Introducing PDFs is a means of eliminating this redundancy without losing any information. It so happens that in geometrical situations the probability for sets $A\subset\Omega$ of small diameter is roughly proportional to the length (area, volume, spacial angle, etc.) of $A$: $$P(A)\doteq f\cdot{\rm length}(A)\qquad({\rm length}(A)\ll1)\ ,\tag{1}$$ but the proportionality factor $f$ depends on the exact spot $x$ where $A$ is located. The function $x\mapsto f(x)$ created in this way is called the PDF of the random point in question. This means that we should replace the first "Ansatz" $(1)$ by the more refined $$P(A)\doteq f(x)\>{\rm length}(A)\qquad(A\subset B_\epsilon(x),\ \epsilon\ll1)\ .\tag{2}$$ When $A\subset \Omega$ is "large" then $(2)$ immediately leads to $$P(A)\doteq \sum_{k=1}^N f(x_k)\ {\rm length}(A_k)\doteq\int\nolimits_A f(x)\ {\rm d}x\ .$$ Here $A=\bigcup_{k=1}^N A_k$ is a partition of $A$ into tiny subsets (intervals) $A_k$ to which $(2)$ can be applied.

0
On

Suggestion: Apart from height (that you used as example), one of the most standard continuous random variable $X$ is "the time until something occurs". For example the time until a newly installed lamp or laptop fail for the first time, time until the next heavy rainfall etc. Now, although the question say $P(X=4)$ does not seem so silly (where 4 denotes for example months), the question $P(X=4.1354...)$ certainly does. Then (as they start to get confused) you can draw on the board the pdf and ask them what they understand when they are looking at it (ok, probably not much), but you can explain that the higher the curve the most probable that something in that region occurs. For example you can draw the following curve enter image description here (is a gamma function, suitable to describe time, if you choose "height" draw a more symmetrical curve that will look like the normal distribution) and you can say the following

  1. The higher the curve $f(x)$ the most probable that the laptop fails in that period.

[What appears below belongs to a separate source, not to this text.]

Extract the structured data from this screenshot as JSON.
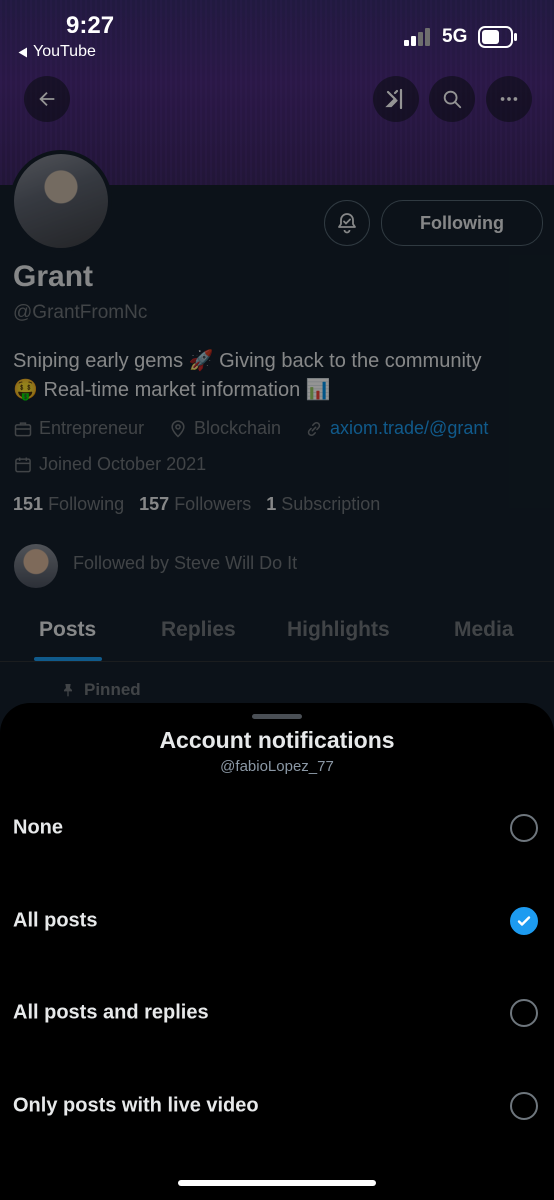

  2. The curve (pdf) can only be positive or zero $f(x)\ge0$. Here, the first failure cannot occur in negative time, so although $f(x)$ is defined every $x \in \mathbb R$, it is equal to zero for negative values of $x$.

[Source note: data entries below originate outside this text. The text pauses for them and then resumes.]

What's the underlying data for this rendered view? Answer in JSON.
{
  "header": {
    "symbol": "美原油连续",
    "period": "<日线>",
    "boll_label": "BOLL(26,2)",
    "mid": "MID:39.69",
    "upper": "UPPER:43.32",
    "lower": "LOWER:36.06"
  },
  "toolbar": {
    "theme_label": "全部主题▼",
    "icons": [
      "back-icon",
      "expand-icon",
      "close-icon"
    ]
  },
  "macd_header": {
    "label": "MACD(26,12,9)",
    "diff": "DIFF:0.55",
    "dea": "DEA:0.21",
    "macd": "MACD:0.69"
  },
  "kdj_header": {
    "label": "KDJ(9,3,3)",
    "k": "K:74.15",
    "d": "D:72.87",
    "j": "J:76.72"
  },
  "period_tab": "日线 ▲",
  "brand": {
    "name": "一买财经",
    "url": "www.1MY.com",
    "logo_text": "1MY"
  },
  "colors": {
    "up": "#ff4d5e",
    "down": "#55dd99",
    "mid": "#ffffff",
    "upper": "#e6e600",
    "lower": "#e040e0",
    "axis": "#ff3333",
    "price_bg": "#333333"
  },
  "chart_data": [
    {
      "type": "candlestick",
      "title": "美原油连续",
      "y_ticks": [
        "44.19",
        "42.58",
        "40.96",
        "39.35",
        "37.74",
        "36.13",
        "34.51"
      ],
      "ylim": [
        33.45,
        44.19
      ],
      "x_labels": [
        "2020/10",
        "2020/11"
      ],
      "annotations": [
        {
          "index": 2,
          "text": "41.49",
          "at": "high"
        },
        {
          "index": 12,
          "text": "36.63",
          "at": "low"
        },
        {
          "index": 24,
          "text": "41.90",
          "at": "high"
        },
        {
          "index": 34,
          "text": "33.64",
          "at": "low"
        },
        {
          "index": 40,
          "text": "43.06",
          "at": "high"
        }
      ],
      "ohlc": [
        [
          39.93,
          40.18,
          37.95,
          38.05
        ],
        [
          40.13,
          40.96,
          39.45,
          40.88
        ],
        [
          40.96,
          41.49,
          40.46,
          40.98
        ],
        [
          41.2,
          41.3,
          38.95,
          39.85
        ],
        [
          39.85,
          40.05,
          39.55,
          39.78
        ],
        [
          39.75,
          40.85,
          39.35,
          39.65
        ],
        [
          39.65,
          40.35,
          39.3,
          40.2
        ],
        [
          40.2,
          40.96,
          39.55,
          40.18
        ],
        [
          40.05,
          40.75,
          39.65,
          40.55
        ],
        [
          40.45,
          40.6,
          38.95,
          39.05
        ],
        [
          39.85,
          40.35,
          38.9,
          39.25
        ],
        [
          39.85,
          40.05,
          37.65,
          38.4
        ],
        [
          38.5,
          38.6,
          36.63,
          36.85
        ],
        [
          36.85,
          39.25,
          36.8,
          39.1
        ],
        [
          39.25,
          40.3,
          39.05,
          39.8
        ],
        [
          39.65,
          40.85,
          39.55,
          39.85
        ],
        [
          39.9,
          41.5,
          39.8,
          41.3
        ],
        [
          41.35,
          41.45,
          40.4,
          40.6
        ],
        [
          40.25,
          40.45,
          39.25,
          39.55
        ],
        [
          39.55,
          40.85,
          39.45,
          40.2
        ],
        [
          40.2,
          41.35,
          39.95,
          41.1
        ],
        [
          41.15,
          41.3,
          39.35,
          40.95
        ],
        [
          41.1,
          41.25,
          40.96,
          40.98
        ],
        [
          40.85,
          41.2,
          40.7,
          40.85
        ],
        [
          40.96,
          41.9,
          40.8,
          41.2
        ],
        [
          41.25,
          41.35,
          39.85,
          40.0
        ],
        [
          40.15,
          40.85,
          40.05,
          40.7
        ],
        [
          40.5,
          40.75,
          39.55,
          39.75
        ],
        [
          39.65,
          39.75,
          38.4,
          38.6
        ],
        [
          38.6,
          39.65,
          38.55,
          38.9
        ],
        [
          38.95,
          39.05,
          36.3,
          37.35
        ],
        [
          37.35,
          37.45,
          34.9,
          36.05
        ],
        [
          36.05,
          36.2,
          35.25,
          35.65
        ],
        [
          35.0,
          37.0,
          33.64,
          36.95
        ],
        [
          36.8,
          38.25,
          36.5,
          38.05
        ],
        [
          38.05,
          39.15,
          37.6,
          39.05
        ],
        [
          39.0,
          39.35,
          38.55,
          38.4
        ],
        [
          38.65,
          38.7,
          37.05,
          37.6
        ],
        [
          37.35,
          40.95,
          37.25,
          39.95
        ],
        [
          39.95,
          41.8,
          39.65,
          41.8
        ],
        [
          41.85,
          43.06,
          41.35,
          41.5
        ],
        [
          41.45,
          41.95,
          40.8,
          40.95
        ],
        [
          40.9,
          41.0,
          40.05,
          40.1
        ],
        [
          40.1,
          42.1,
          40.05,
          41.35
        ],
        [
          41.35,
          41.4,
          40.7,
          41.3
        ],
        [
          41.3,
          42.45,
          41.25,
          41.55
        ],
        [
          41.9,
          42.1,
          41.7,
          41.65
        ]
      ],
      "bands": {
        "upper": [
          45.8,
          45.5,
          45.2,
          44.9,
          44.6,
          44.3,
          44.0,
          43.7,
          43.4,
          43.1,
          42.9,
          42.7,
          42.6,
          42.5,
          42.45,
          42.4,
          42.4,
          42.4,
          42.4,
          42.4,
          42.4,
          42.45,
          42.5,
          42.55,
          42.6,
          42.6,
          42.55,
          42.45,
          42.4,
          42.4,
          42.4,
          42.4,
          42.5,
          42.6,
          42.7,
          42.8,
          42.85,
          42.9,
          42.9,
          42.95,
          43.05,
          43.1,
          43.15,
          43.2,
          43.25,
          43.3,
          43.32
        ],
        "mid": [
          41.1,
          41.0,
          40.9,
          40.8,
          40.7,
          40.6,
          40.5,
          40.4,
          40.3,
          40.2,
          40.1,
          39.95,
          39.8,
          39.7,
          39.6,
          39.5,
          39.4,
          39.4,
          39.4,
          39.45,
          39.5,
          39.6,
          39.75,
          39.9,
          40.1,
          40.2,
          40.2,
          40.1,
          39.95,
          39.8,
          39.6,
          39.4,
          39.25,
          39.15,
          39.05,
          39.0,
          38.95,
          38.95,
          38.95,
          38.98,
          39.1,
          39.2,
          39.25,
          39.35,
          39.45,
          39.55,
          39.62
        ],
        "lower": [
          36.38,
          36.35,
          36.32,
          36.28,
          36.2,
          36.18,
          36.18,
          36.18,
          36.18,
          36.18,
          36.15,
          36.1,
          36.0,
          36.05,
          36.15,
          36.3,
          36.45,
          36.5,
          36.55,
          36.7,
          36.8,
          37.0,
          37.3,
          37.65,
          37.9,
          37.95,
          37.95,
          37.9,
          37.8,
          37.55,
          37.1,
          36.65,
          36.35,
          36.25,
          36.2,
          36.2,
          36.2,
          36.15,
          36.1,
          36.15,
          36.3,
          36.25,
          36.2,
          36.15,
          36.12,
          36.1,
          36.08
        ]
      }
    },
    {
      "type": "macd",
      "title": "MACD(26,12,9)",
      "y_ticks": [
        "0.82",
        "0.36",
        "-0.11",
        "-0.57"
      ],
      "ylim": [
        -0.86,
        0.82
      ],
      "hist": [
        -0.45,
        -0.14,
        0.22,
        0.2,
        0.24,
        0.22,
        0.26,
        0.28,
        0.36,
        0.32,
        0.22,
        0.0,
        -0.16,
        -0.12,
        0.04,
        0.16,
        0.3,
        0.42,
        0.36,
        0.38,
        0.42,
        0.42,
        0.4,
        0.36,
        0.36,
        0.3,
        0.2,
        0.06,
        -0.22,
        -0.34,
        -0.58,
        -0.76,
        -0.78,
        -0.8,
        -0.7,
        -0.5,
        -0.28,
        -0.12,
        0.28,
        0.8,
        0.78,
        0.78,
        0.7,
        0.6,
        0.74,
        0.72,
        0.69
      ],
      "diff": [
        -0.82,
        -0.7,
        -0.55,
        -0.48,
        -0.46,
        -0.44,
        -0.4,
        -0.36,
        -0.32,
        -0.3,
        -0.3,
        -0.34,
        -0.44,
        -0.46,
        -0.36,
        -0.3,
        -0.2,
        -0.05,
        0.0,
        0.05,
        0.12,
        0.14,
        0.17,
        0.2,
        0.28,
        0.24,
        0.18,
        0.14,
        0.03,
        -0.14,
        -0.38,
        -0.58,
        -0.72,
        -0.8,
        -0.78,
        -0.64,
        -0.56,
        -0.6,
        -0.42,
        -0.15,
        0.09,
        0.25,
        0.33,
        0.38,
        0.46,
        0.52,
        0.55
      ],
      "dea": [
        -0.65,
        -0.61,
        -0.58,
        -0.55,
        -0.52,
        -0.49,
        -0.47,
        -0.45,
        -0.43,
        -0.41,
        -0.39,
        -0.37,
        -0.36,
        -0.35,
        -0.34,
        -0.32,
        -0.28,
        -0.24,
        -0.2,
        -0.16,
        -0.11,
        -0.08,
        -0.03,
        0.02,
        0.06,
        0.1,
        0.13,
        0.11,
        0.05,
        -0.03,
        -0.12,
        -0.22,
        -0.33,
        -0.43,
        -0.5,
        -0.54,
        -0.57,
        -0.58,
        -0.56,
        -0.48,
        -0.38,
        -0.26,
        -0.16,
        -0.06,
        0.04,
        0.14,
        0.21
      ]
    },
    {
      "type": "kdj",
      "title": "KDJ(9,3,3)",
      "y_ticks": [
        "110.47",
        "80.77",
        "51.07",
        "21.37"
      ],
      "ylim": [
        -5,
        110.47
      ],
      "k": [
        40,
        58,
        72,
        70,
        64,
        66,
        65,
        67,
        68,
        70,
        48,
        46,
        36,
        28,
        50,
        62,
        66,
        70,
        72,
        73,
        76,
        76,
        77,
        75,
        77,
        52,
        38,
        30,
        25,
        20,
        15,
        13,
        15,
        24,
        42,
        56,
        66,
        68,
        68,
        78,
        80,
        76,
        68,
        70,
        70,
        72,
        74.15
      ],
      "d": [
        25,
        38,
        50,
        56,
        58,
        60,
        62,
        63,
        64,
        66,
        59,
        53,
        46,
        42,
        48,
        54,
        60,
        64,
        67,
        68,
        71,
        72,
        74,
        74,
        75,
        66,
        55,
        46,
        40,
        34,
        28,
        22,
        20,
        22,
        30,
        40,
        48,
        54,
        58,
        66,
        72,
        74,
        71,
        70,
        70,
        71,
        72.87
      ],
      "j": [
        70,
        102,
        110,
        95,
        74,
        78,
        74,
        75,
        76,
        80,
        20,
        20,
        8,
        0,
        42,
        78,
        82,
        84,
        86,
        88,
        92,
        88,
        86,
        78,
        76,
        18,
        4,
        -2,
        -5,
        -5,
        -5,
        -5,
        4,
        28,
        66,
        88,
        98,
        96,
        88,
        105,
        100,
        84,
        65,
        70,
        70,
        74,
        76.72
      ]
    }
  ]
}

  3. The whole area under the curve has a measure of $1$ which corresponds to 100% (everything that can happen is that under the curve).
  4. Since everything under the curve corresponds to $100%$ then it logical to say that the probability that something occurs between two points $a$ and $b$ is the area between these two points (see image).
  5. Areas under curves are measured as the integral of the curve (no need to explain more about Lebesgue or Riemann integral, that is simply the way to do it).
  6. Summing up, probability equals to area, area equals to integral under the curve $f(x)$ (it is that way), so $$P(a\le X\le b)=\int_{a}^{b}f(x)\,dx$$ Of course $P(a<X<b)$ would yield the same result, so it is not important whether the limits are included or not, since for the integration it is not a significant change.
  7. As a special case of the above, if you choose $a=b$ then $$P(a\le X\le b)=P(a\le X \le a )=P(X=a)=\int_{a}^{a}f(x)\,dx=0$$ which agrees with the intuition that there is no point to ask about the probability that something occurs in a certain moment (sec, milisec etc) in the future, but only in a time interval of considerable length.